8. The method of claim 7, further comprising navigating the virtual environment using the at least one display device.

9. The method of any preceding claim, wherein the at least one display device comprises a head-mounted display, HMD.

10. The method of any of claims 7 to 9, further comprising incorporating, in the virtual environment, a virtual representation of the person viewing the virtual environment based on the determined relative position of the viewpoint.

11 . The method of any preceding claim, further comprising determining a position or spatial location of the one or more sensors relative to the real scene, optionally using one or more simultaneous localization and mapping, SLAM, algorithms.

12. The method of any preceding claim dependent from claim 2, further comprising incorporating, in the virtual environment, a virtual representation of the person located at the real scene based on the determined relative position of the one or more sensors.

13. The method of any preceding claim, further comprising detecting an interaction of the person located at the real scene and/or a viewer of the at least one display device with the virtual environment, optionally by using one or more sensors to detect hand movements and gestures of the person located at the real scene and/or the viewer of the at least one display device.

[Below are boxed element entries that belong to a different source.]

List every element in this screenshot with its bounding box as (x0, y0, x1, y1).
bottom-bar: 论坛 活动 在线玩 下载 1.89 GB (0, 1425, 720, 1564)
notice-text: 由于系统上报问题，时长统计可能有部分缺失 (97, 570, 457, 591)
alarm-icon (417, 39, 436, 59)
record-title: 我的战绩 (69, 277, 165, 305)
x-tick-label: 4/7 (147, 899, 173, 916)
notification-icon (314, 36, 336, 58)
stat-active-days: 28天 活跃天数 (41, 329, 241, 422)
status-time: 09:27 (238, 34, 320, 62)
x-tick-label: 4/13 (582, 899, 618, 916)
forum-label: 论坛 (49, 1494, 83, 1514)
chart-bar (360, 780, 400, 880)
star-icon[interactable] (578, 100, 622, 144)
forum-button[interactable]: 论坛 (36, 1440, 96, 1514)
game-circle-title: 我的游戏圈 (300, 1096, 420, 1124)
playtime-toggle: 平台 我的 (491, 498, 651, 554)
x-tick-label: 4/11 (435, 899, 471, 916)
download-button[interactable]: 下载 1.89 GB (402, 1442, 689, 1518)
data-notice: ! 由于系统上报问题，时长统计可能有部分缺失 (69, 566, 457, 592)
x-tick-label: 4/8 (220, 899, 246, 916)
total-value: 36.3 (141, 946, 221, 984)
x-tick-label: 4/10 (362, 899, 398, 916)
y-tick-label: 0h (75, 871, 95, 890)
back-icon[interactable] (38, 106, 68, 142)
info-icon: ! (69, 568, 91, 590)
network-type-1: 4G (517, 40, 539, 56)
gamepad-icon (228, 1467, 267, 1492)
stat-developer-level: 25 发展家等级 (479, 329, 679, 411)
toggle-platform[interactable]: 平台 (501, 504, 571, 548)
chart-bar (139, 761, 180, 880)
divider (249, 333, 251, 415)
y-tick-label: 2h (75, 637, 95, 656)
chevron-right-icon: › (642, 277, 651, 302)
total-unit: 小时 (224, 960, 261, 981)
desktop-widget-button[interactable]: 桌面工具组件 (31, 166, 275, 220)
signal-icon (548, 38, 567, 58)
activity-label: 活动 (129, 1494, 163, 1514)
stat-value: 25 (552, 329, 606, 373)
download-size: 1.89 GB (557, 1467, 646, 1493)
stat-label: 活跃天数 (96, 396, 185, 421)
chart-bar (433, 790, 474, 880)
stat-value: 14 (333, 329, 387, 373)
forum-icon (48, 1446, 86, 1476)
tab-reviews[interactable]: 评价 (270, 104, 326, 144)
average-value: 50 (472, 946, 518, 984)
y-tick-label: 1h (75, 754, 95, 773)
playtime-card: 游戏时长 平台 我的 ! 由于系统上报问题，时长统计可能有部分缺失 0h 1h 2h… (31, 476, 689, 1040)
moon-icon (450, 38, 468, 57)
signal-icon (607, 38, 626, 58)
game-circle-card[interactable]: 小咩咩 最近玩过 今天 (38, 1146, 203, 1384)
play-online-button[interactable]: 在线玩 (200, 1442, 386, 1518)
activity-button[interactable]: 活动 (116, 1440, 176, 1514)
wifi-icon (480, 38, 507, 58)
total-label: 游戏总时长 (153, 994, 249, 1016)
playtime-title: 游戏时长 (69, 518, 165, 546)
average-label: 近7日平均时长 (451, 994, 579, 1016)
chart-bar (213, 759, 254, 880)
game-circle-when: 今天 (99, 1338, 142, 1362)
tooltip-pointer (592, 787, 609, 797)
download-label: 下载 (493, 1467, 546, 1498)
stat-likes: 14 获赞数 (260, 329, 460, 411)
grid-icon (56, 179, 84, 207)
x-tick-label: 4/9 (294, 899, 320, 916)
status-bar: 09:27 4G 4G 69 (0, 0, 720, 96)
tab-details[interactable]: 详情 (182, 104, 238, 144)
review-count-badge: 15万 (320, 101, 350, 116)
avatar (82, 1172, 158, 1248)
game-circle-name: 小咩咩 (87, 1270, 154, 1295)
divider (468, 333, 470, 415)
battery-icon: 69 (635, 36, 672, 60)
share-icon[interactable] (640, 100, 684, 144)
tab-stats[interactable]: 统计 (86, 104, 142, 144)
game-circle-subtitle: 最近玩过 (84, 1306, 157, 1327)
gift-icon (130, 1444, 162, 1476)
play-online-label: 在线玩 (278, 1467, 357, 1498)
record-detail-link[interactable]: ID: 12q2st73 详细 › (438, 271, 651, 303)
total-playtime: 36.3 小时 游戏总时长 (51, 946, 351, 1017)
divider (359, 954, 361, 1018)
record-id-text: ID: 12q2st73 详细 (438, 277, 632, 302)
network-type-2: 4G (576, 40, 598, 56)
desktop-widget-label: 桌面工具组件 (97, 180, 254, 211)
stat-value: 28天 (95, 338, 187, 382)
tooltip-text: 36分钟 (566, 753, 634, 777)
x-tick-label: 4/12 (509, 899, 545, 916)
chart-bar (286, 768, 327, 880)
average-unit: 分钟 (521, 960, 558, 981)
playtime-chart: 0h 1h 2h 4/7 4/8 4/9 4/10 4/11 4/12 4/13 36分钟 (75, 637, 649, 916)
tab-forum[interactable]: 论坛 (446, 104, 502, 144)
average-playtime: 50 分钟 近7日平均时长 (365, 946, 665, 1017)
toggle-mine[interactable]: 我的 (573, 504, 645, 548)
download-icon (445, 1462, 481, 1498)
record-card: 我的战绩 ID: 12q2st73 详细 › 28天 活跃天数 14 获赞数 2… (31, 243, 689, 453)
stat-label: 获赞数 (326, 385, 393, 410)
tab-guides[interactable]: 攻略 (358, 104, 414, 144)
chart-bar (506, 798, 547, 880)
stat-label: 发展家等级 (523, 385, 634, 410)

14. The method of claim 13, further comprising displaying the interaction in the virtual environment.

15. The method of claim 13 or of claim 14, wherein the interaction with the virtual environment comprises generating an annotation that is incorporated into the virtual environment.

16. The method of any of claims 13 to 15 dependent from claim 3, further comprising displaying the interaction in augmented reality over the real scene to the person located at the real scene.

17. The method of any preceding claim, wherein the depth data comprises: i) point cloud data; or ii) a depth map.

18. The method of any preceding claim, further comprising obtaining colour and/or texture data of the real scene and projecting the colour and/ortexture data onto the virtual representation.

19. A system for generating a virtual reality environment, the system comprising: one or more sensors configured to obtain depth data of at least a part of a real scene; a processor configured to generate a virtual environment by generating a virtual representation of the at least a part of the real scene using the obtained depth data; and one or more displays configured to display the virtual environment.